Multimorbidity has received a lot of attention during the last decade for several reasons. It has suggested to be more than the sum of its parts, it leads to polypharmacy and complicated care with possibilities of adverse effects, and may predispose to intervening diseases like infections. Accordingly, it is considered to be a major burden for healthcare in ageing societies. Because various definitions of multimorbidity can also include conditions of less serious nature [22], in the present study we chose to include only clinically meaningful chronic diseases, such as major cardiovascular- and cerebrovascular disease, diabetes, chronic pulmonary disease, cancer, and musculoskeletal disease including rheumatic diseases and osteoarthritis.

Disability has been shown to exert a higher mortality risk than multimorbidity in an older population with frequent (32%) prevalence of disability [16]. In the present study we specifically wished to evaluate the independent and clinically meaningful effect of the concept of frailty over traditional diseases and also disabilities on prognosis. Therefore, we defined frailty as a phenotype, not as cumulative deficits which usually include also diagnosed diseases and disabilities. In addition, we assessed the impact of prefrailty, which is a less homogenous and more controversial condition and with a potential of reversal to non-frailty [28]. Our findings from this long follow-up show that prefrailty alone has prognostic significance, suggesting that it could be considered as an earlier target of prevention. Indeed, it is surprising that according to cumulative hazard function the effect of prefrailty on mortality appears to be similar to multimorbidity at least for the first 12–15 years of follow-up (Fig. 2). The combination of prefrailty and multimorbidity conferred a stronger mortality risk.
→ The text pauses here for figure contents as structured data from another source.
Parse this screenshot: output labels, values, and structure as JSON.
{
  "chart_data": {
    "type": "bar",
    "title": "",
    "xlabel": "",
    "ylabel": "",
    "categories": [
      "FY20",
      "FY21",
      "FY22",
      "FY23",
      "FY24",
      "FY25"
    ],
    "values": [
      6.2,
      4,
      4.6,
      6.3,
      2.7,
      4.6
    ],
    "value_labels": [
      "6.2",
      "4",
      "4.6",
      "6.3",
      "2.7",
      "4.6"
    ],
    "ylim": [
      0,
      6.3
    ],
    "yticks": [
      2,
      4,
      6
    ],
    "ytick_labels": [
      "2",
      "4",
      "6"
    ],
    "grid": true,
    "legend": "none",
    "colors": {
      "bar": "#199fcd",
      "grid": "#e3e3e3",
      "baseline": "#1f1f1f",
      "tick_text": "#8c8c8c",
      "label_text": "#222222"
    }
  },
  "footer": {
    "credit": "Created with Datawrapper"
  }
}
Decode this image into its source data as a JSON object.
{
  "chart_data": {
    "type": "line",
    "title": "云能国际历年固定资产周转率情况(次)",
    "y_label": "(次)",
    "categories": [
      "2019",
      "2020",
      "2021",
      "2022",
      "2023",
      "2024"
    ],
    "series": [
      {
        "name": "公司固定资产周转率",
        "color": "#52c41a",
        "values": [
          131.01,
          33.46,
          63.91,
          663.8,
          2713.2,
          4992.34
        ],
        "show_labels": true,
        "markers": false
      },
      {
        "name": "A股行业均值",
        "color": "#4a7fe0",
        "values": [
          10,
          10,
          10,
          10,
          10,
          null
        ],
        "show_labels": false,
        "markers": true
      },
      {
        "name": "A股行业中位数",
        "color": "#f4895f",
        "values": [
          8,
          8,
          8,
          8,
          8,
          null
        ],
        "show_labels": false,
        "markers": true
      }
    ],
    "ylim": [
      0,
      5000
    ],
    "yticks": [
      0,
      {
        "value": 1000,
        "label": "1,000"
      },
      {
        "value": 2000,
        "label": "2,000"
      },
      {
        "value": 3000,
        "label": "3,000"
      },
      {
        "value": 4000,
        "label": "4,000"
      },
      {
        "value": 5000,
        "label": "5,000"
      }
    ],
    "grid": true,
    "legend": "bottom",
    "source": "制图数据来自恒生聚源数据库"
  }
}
What may be the reason for quite moderate effect of multimorbidity (without frailty) on mortality prognosis in our cohort? Many of the diseases included are nevertheless frequent causes of death. The participants had high socioeconomic status and can be seen as a population subgroup nested within the Finnish population at large. They may represent a group which is likely to be treated early, to have high adherence to treatments and a better prognosis for chronic conditions than the general population. For example, almost half of the of the responding men were using statins in the 2015 survey when median age was 85 years [29], and statin treatment has been shown to improve prognosis also in old age [30]. On the other hand, frailty alone does not necessarily lead to medical treatments, although it is possible that frail men have subclinical disease worsening their prognosis. Midlife CVD risk factors have been shown to associate with development of frailty [31]. In geriatrics, polypharmacy is often seen as a general threat, but further research is clearly warranted of the effects of specific drugs on prognosis. We are presently conducting detailed analyses of long-term drug effects in the HBS cohort.

To conclude: Although multimorbidity is generally considered a substantial health problem, our long-term observational study emphasises that frailty phenotype alone may confer a higher risk, and a combination of multimorbidity and frailty is an especially strong predictor of mortality. The results highlight identification of frailty and potentially also prefrailty as a clinically meaningful and feasible method to more effectively assess patient prognosis at older ages.